How long with this high last? Stay tuned…..

Getting Acclimated

This was a good…no… GREAT week. Although I am still kind of on the fence regarding mouthpieces – playing one axe for a month is really starting to pay off. I am beginning to get acclimated to the Lawler. I have had about 4 days straight of good, solid playing. The sound that I have in my head is beginning to come out. I am very far from where I want to be but the path that was once covered with roots, leaves and debris is now starting to take shape. Musically I am moving in the direction of the summit that inspired me to begin this journey. That makes me feel VERY good.

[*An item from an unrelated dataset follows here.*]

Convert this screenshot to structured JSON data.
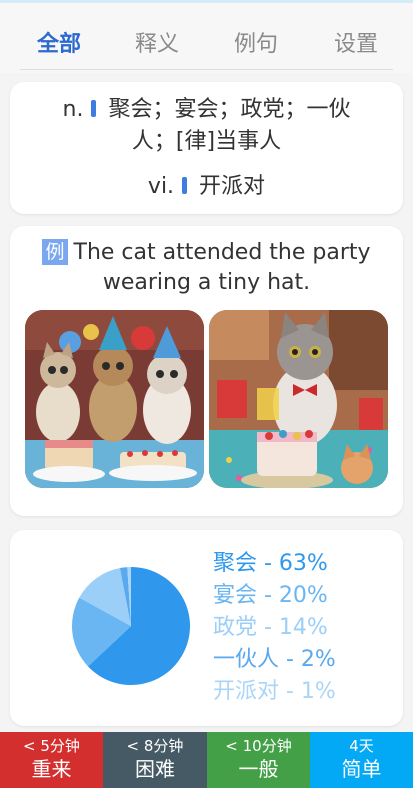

While cleaning a few closets this weekend I found my old clarinet. It has been years since I have played it and I could not resist the temptation to pull it out and give it a try. After blowing a few notes, running and running a few memorized Clarke studies… let's just say this… I am definitely a trumpet player now. The buzz of a reed in my mouth feels so foreign and strange… not natural at all. The sound it created did not excite me in the way that a trumpet does. I know that I could probably spend a few weeks on it and be back in playing shape but it doesn't move me. AT ALL. In fact, I felt as if I had betrayed my Lawler! I put the clarinet back in it's case and put in BACK in the BACK of the closet. For reassurance I picked up my trumpet and repeated the same Clarke studies. It was good to be home again.

I write this stuff sometimes and I wonder what people think reading it. They probably think I'm straight nuts and two steps away from the funny farm. Am I crazy? Maybe a little. Thelonious Monk once said in an interview with Downbeat that it is sometimes to your advantage for people to think you're crazy. I'm inclined to agree.